A radioactive cloud, will, of course, be far worse, with residue active for years if not decades. Or longer.
The sane and decent among us must stand up against such an eventuality. We must, in a direct and practical way, insist on the right of all of us, of all living thigs, to live a full life beyond the fierce and unforgiving shadow of our own demise.
We have among us, in the 21st century, a unique breed of humanity; a subspecies obsessed with vanity and revenge. They would be wise to remember that defining proverb of vengeance; he who seeks revenge must dig his own grave first.
These fools and knaves would eagerly dig graves for us all in their brittle and relentless quest for revenge.
Among all the hazards and challenges of life, these revenge seekers are the gravest threat of all.

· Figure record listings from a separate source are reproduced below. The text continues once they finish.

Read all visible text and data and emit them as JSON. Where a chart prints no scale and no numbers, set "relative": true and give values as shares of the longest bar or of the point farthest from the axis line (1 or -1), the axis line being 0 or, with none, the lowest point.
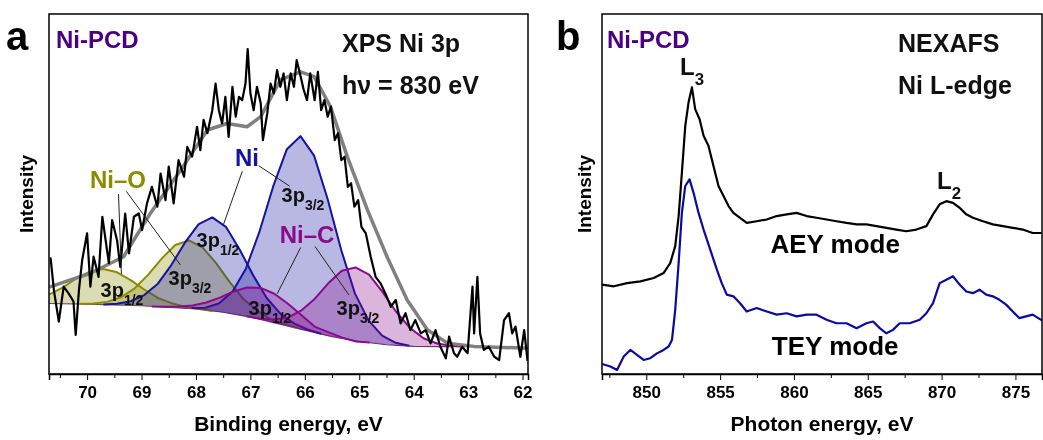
{
  "chart_data": [
    {
      "type": "line",
      "title": "XPS Ni 3p",
      "subtitle": "hν = 830 eV",
      "xlabel": "Binding energy, eV",
      "ylabel": "Intensity",
      "relative": true,
      "tick_labels": "x",
      "xlim": [
        70.7,
        61.9
      ],
      "xticks": [
        {
          "value": 70.5,
          "label": null
        },
        70,
        {
          "value": 69.5,
          "label": null
        },
        69,
        {
          "value": 68.5,
          "label": null
        },
        68,
        {
          "value": 67.5,
          "label": null
        },
        67,
        {
          "value": 66.5,
          "label": null
        },
        66,
        {
          "value": 65.5,
          "label": null
        },
        65,
        {
          "value": 64.5,
          "label": null
        },
        64,
        {
          "value": 63.5,
          "label": null
        },
        63,
        {
          "value": 62.5,
          "label": null
        },
        62
      ],
      "annotations": [
        "a",
        "Ni-PCD",
        "Ni–O",
        "Ni",
        "Ni–C",
        "3p$_{1/2}$",
        "3p$_{1/2}$",
        "3p$_{1/2}$",
        "3p$_{3/2}$",
        "3p$_{3/2}$",
        "3p$_{3/2}$"
      ],
      "series": [
        {
          "color": "#6a3a6a",
          "x": [
            70.7,
            70,
            69,
            68,
            67.5,
            67,
            66.5,
            66,
            65.5,
            65,
            64.5,
            64,
            63.5,
            62
          ],
          "values": [
            0.217,
            0.215,
            0.21,
            0.2,
            0.19,
            0.175,
            0.155,
            0.135,
            0.115,
            0.1,
            0.09,
            0.085,
            0.084,
            0.084
          ]
        },
        {
          "type": "area",
          "color": "#8c8c00",
          "x": [
            70.7,
            70.45,
            70.2,
            69.95,
            69.7,
            69.45,
            69.2,
            68.95,
            68.7,
            68.45,
            68.2,
            67.7
          ],
          "values": [
            0.244,
            0.266,
            0.294,
            0.315,
            0.323,
            0.313,
            0.289,
            0.26,
            0.234,
            0.218,
            0.207,
            0.194
          ]
        },
        {
          "type": "area",
          "color": "#8c8c00",
          "x": [
            70.13,
            69.88,
            69.63,
            69.38,
            69.13,
            68.88,
            68.63,
            68.38,
            68.13,
            67.88,
            67.63,
            67.38,
            67.13,
            66.88,
            66.63,
            66.38,
            66.13
          ],
          "values": [
            0.216,
            0.217,
            0.222,
            0.236,
            0.263,
            0.305,
            0.355,
            0.397,
            0.411,
            0.39,
            0.341,
            0.283,
            0.231,
            0.195,
            0.169,
            0.153,
            0.141
          ]
        },
        {
          "type": "area",
          "color": "#1414a0",
          "x": [
            69.7,
            69.45,
            69.2,
            68.95,
            68.7,
            68.45,
            68.2,
            67.95,
            67.7,
            67.45,
            67.2,
            66.95,
            66.7,
            66.45,
            66.2,
            65.95,
            65.7
          ],
          "values": [
            0.214,
            0.216,
            0.224,
            0.243,
            0.278,
            0.336,
            0.405,
            0.461,
            0.482,
            0.453,
            0.384,
            0.304,
            0.234,
            0.186,
            0.156,
            0.137,
            0.124
          ]
        },
        {
          "type": "area",
          "color": "#1414a0",
          "x": [
            68.08,
            67.83,
            67.58,
            67.33,
            67.08,
            66.83,
            66.58,
            66.33,
            66.08,
            65.83,
            65.58,
            65.33,
            65.08,
            64.83,
            64.58,
            64.33,
            64.08
          ],
          "values": [
            0.203,
            0.204,
            0.217,
            0.253,
            0.325,
            0.44,
            0.578,
            0.692,
            0.732,
            0.672,
            0.538,
            0.381,
            0.248,
            0.165,
            0.118,
            0.096,
            0.087
          ]
        },
        {
          "type": "area",
          "color": "#8b0a8b",
          "x": [
            68.81,
            68.56,
            68.31,
            68.06,
            67.81,
            67.56,
            67.31,
            67.06,
            66.81,
            66.56,
            66.31,
            66.06,
            65.81,
            65.56,
            65.31,
            65.06,
            64.81
          ],
          "values": [
            0.208,
            0.207,
            0.208,
            0.211,
            0.22,
            0.235,
            0.254,
            0.266,
            0.265,
            0.247,
            0.216,
            0.181,
            0.145,
            0.128,
            0.112,
            0.1,
            0.097
          ]
        },
        {
          "type": "area",
          "color": "#8b0a8b",
          "x": [
            67.07,
            66.82,
            66.57,
            66.32,
            66.07,
            65.82,
            65.57,
            65.32,
            65.07,
            64.82,
            64.57,
            64.32,
            64.07,
            63.82,
            63.57,
            63.32,
            63.07
          ],
          "values": [
            0.178,
            0.17,
            0.168,
            0.173,
            0.195,
            0.231,
            0.279,
            0.318,
            0.328,
            0.306,
            0.252,
            0.191,
            0.142,
            0.11,
            0.094,
            0.087,
            0.085
          ]
        },
        {
          "color": "#808080",
          "x": [
            70.67,
            69.94,
            69.33,
            68.84,
            68.28,
            67.79,
            67.43,
            67.06,
            66.81,
            66.45,
            66.08,
            65.83,
            65.53,
            65.22,
            64.85,
            64.49,
            64.12,
            63.75,
            63.38,
            62.89,
            61.91
          ],
          "values": [
            0.269,
            0.31,
            0.361,
            0.494,
            0.628,
            0.751,
            0.771,
            0.761,
            0.792,
            0.905,
            0.93,
            0.915,
            0.823,
            0.669,
            0.505,
            0.361,
            0.228,
            0.136,
            0.095,
            0.085,
            0.079
          ]
        },
        {
          "color": "#000000",
          "x": [
            70.67,
            70.61,
            70.52,
            70.43,
            70.34,
            70.25,
            70.21,
            70.15,
            70.09,
            70.0,
            69.94,
            69.88,
            69.79,
            69.72,
            69.66,
            69.6,
            69.54,
            69.45,
            69.39,
            69.3,
            69.23,
            69.14,
            69.05,
            68.99,
            68.9,
            68.81,
            68.71,
            68.65,
            68.56,
            68.5,
            68.41,
            68.32,
            68.22,
            68.16,
            68.07,
            67.98,
            67.92,
            67.86,
            67.79,
            67.7,
            67.64,
            67.58,
            67.52,
            67.46,
            67.4,
            67.33,
            67.27,
            67.21,
            67.15,
            67.09,
            67.05,
            67.0,
            66.94,
            66.88,
            66.81,
            66.77,
            66.69,
            66.63,
            66.57,
            66.51,
            66.45,
            66.39,
            66.33,
            66.26,
            66.2,
            66.15,
            66.09,
            66.02,
            65.96,
            65.9,
            65.82,
            65.76,
            65.7,
            65.64,
            65.58,
            65.52,
            65.45,
            65.39,
            65.33,
            65.27,
            65.21,
            65.15,
            65.09,
            65.02,
            64.96,
            64.88,
            64.79,
            64.7,
            64.61,
            64.52,
            64.42,
            64.33,
            64.24,
            64.15,
            64.06,
            63.97,
            63.87,
            63.78,
            63.69,
            63.6,
            63.51,
            63.41,
            63.35,
            63.26,
            63.2,
            63.11,
            63.01,
            62.92,
            62.89,
            62.83,
            62.78,
            62.71,
            62.62,
            62.52,
            62.43,
            62.34,
            62.25,
            62.19,
            62.13,
            62.04,
            61.97,
            61.91
          ],
          "values": [
            0.356,
            0.258,
            0.161,
            0.269,
            0.248,
            0.223,
            0.12,
            0.258,
            0.351,
            0.433,
            0.269,
            0.361,
            0.299,
            0.484,
            0.412,
            0.341,
            0.474,
            0.412,
            0.33,
            0.494,
            0.371,
            0.484,
            0.494,
            0.443,
            0.525,
            0.576,
            0.515,
            0.617,
            0.535,
            0.638,
            0.525,
            0.658,
            0.607,
            0.699,
            0.669,
            0.761,
            0.689,
            0.782,
            0.741,
            0.812,
            0.894,
            0.812,
            0.771,
            0.853,
            0.73,
            0.884,
            0.792,
            0.853,
            0.843,
            0.894,
            1,
            0.864,
            0.812,
            0.884,
            0.833,
            0.72,
            0.802,
            0.894,
            0.864,
            0.935,
            0.884,
            0.925,
            0.843,
            0.925,
            0.884,
            0.966,
            0.925,
            0.874,
            0.843,
            0.925,
            0.843,
            0.93,
            0.812,
            0.843,
            0.792,
            0.823,
            0.72,
            0.741,
            0.658,
            0.669,
            0.576,
            0.587,
            0.515,
            0.535,
            0.453,
            0.433,
            0.361,
            0.299,
            0.279,
            0.248,
            0.207,
            0.228,
            0.156,
            0.187,
            0.135,
            0.166,
            0.125,
            0.135,
            0.094,
            0.135,
            0.084,
            0.048,
            0.115,
            0.064,
            0.053,
            0.084,
            0.064,
            0.269,
            0.125,
            0.299,
            0.125,
            0.074,
            0.084,
            0.053,
            0.043,
            0.166,
            0.187,
            0.125,
            0.146,
            0.053,
            0.135,
            0.043
          ]
        }
      ]
    },
    {
      "type": "line",
      "title": "NEXAFS",
      "subtitle": "Ni L-edge",
      "xlabel": "Photon energy, eV",
      "ylabel": "Intensity",
      "relative": true,
      "tick_labels": "x",
      "xlim": [
        847,
        876.8
      ],
      "xticks": [
        {
          "value": 847.5,
          "label": null
        },
        850,
        {
          "value": 852.5,
          "label": null
        },
        855,
        {
          "value": 857.5,
          "label": null
        },
        860,
        {
          "value": 862.5,
          "label": null
        },
        865,
        {
          "value": 867.5,
          "label": null
        },
        870,
        {
          "value": 872.5,
          "label": null
        },
        875
      ],
      "annotations": [
        "b",
        "Ni-PCD",
        {
          "text": "L$_{3}$",
          "x": 853.1,
          "y": 1
        },
        {
          "text": "L$_{2}$",
          "x": 870.5,
          "y": 0.603
        }
      ],
      "series": [
        {
          "name": "AEY mode",
          "color": "#000000",
          "x": [
            847.0,
            847.8,
            848.7,
            849.6,
            850.5,
            851.17,
            851.62,
            851.96,
            852.19,
            852.41,
            852.64,
            852.86,
            853.09,
            853.31,
            853.61,
            853.88,
            854.21,
            854.55,
            854.89,
            855.23,
            855.57,
            855.9,
            856.35,
            856.8,
            857.48,
            858.16,
            858.83,
            859.51,
            860.18,
            860.86,
            861.53,
            862.21,
            862.88,
            863.56,
            864.24,
            864.91,
            865.59,
            866.26,
            866.94,
            867.61,
            868.29,
            868.97,
            869.42,
            869.87,
            870.32,
            870.77,
            871.22,
            871.67,
            872.12,
            872.8,
            873.47,
            874.15,
            874.82,
            875.5,
            876.17,
            876.74
          ],
          "values": [
            0.312,
            0.306,
            0.317,
            0.323,
            0.335,
            0.352,
            0.387,
            0.446,
            0.551,
            0.702,
            0.866,
            0.947,
            1,
            0.924,
            0.889,
            0.831,
            0.796,
            0.726,
            0.656,
            0.621,
            0.586,
            0.562,
            0.545,
            0.527,
            0.533,
            0.539,
            0.551,
            0.557,
            0.562,
            0.551,
            0.545,
            0.539,
            0.533,
            0.527,
            0.522,
            0.522,
            0.516,
            0.51,
            0.504,
            0.498,
            0.504,
            0.516,
            0.557,
            0.592,
            0.603,
            0.597,
            0.58,
            0.557,
            0.545,
            0.533,
            0.522,
            0.516,
            0.51,
            0.504,
            0.492,
            0.492
          ]
        },
        {
          "name": "TEY mode",
          "color": "#0a0aa0",
          "x": [
            847.0,
            847.57,
            848.02,
            848.47,
            848.92,
            849.37,
            849.82,
            850.27,
            850.72,
            851.17,
            851.51,
            851.74,
            851.96,
            852.19,
            852.41,
            852.64,
            852.93,
            853.2,
            853.54,
            853.88,
            854.33,
            854.78,
            855.11,
            855.45,
            855.9,
            856.35,
            856.8,
            857.48,
            858.16,
            858.83,
            859.51,
            860.18,
            860.86,
            861.53,
            862.21,
            862.88,
            863.56,
            864.24,
            864.91,
            865.36,
            865.81,
            866.26,
            866.71,
            867.16,
            867.84,
            868.52,
            868.97,
            869.42,
            869.87,
            870.32,
            870.77,
            871.22,
            871.67,
            872.12,
            872.57,
            873.02,
            873.47,
            873.92,
            874.37,
            874.82,
            875.27,
            875.72,
            876.17,
            876.74
          ],
          "values": [
            0.035,
            0.026,
            0.014,
            0.061,
            0.084,
            0.067,
            0.049,
            0.055,
            0.072,
            0.084,
            0.096,
            0.119,
            0.224,
            0.387,
            0.562,
            0.656,
            0.679,
            0.632,
            0.562,
            0.504,
            0.434,
            0.364,
            0.317,
            0.277,
            0.271,
            0.247,
            0.218,
            0.23,
            0.218,
            0.207,
            0.212,
            0.201,
            0.207,
            0.207,
            0.189,
            0.177,
            0.177,
            0.16,
            0.177,
            0.183,
            0.16,
            0.142,
            0.154,
            0.177,
            0.177,
            0.189,
            0.212,
            0.247,
            0.317,
            0.329,
            0.341,
            0.312,
            0.288,
            0.282,
            0.294,
            0.277,
            0.271,
            0.259,
            0.242,
            0.218,
            0.195,
            0.201,
            0.207,
            0.189
          ]
        }
      ]
    }
  ]
}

They would gladly sacrifice us all on the altar of their own petty grievances.
They should be kept away from any offices or corridors of power – and in a setting where they can quarrel and contend among themselves.
If we allow them to take us down with them, we too are fools of the highest order.
They love death and destruction. They tell us constantly what they intend – they aren’t even threats – they are ecstatic fantasies of eternal dominion over ashes and impotent rage.
They are eager to weave us into their apocalyptic nightmare scenarios. They see themselves as divine tools – of emissaries - of their empty kingdoms.
Their intention is, of course, not an entirely “empty” kingdom. Some have openly admitted that their ideal society would be a feudal system – with lords and vassals – only the very rich and the very poor.
In the economy of 2026, you can see this strategy at work. The USA – and most of the world, is, perhaps intentionally, bifurcated; split between the “haves” and the “have-nots”.
The economy at work is emphasizing, if no ratifying this split. In the developing economy (which could also be described as a collapsing economy) what was once the middle will continue to disintegrate; and more will find themselves, largely by momentum, pushed or pulled into ever greater wealth or poverty.
Those two categories will do well in the coming economy; the wealthy because they have the resources and assets, and the poor because they have always had to improvise. Scavenging and “making do” are essential acquired life skills and practices that will serve – and have served -them well.
We are learning in 2026, that mutually assured destruction is also an economic concept.
Iran has learned one important principle when it comes to war with the USA; the USA does not have much stomach for long, protracted wars. If it is a matter of waiting out the damage and surviving the next day, unless the USA – or Israel – uses a nuclear weapon “first”, Iran is likely to win, or at least stalemate any waitng game.
The next few months – or years – will see how much mutually assured destruction any of us can tolerate.